Meurer: Der Lehrerverband sagt, jetzt schreiben die Schüler „Straße“ mit Doppel-s, was ja nicht richtig ist, weil Doppel-s nur nach kurzem Vokal angesagt ist. Ist das ein Beispiel dafür, dass es für die Schüler doch nicht einfacher geworden ist?

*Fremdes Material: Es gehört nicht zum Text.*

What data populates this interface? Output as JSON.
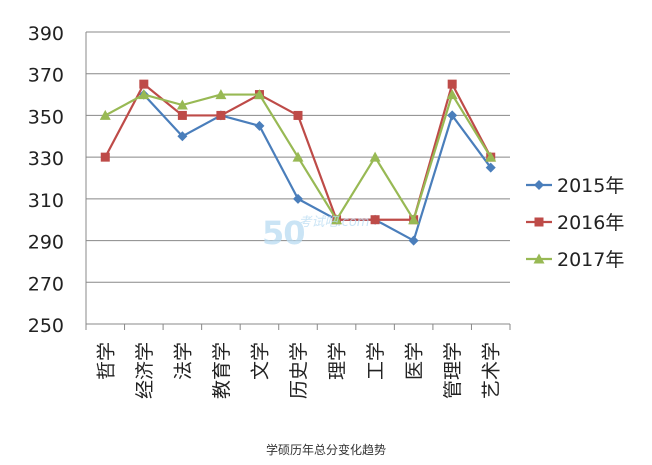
{
  "watermark": {
    "digits": "50",
    "text": "考试吧",
    "domain": ".com"
  },
  "caption": "学硕历年总分变化趋势",
  "chart_data": {
    "type": "line",
    "categories": [
      "哲学",
      "经济学",
      "法学",
      "教育学",
      "文学",
      "历史学",
      "理学",
      "工学",
      "医学",
      "管理学",
      "艺术学"
    ],
    "ylim": [
      250,
      390
    ],
    "yticks": [
      250,
      270,
      290,
      310,
      330,
      350,
      370,
      390
    ],
    "grid": "horizontal",
    "legend_position": "right",
    "series": [
      {
        "name": "2015年",
        "color": "#4a7ebb",
        "marker": "diamond",
        "values": [
          null,
          360,
          340,
          350,
          345,
          310,
          300,
          300,
          290,
          350,
          325
        ]
      },
      {
        "name": "2016年",
        "color": "#be4b48",
        "marker": "square",
        "values": [
          330,
          365,
          350,
          350,
          360,
          350,
          300,
          300,
          300,
          365,
          330
        ]
      },
      {
        "name": "2017年",
        "color": "#98b954",
        "marker": "triangle",
        "values": [
          350,
          360,
          355,
          360,
          360,
          330,
          300,
          330,
          300,
          360,
          330
        ]
      }
    ]
  }
}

Augst: Also solche Anfangsfehler werden vor allem in der Grundschule immer gemacht, denn dieser Buchstabe "ß" ist ja in der Tat ein fremder Buchstabe, der nicht im normalen lateinischen Alphabet vorkommt. Wir haben ihn in den deutschsprachigen Länder auch als einzige, den gibt es nicht in England, Frankreich, Spanien und so weiter. Die Kinder müssen sich eben erst mal daran gewöhnen, dass es neben dem „s“ und Doppel-s eben noch einen Buchstaben "ß" gibt und das führt dann am Anfang auch zu Fehlern. Das hat es vorher genauso gegeben. Die Kinder haben auch vor 1996 gerade mit diesen Problemen noch viel mehr Schwierigkeiten gehabt.

Meurer: Aber dann ist es ja nicht besser geworden, Herr Augst.

Augst: Doch, es ist schon besser geworden, weil eben mit Fluss/Flüsse keine Fehler mehr gemacht werden und Kuss/Küsse und Fass/Fässer und so weiter und du fasst, er fasst, wir fassen. Dieser Fehlerbereich ist abgeschafft worden und es bleiben eben die Wörter, wo nach langem Vokal oder Diphthong ein "ß" steht und diese Wörter müssen in der Schule eben gelernt werden.

Meurer: Gibt es irgendwo Nachbesserungsbedarf, sind Sie irgendwo bereit zu sagen, da und dort, an dieser und jener Stelle, meinetwegen bei der Kommaregel, da nehmen wir doch noch Änderungen vor.

Augst: Also wir haben ja einen Änderungsvorschlag gemacht voriges Jahr, also Kleinigkeiten nachgearbeitet oder auch unsere Regeln etwas präzisiert und diese Änderungen haben wir ja der KMK, wir haben sie auch einem Beirat für Rechtschreibung, in dem also die Zeitschriftenverlage vertreten sind und die Dichterverbände und so weiter, vorgelegt und alle haben diese Veränderungen gebilligt, auch in Österreich und in der Schweiz. Sie sind dann von der KMK gebilligt worden und ich denke damit haben wir in den Bereichen, in denen es noch Unklarheiten gab, Klarheit geschaffen.

Meurer: Die KMK ist die Kulturministerkonferenz, um das noch kurz hinzuzufügen. Das war Professor Gerhard Augst, er ist der stellvertretende Vorsitzende der Zwischenstaatlichen Kommission für deutsche Rechtschreibung. Herr Augst, besten Dank und auf Wiederhören.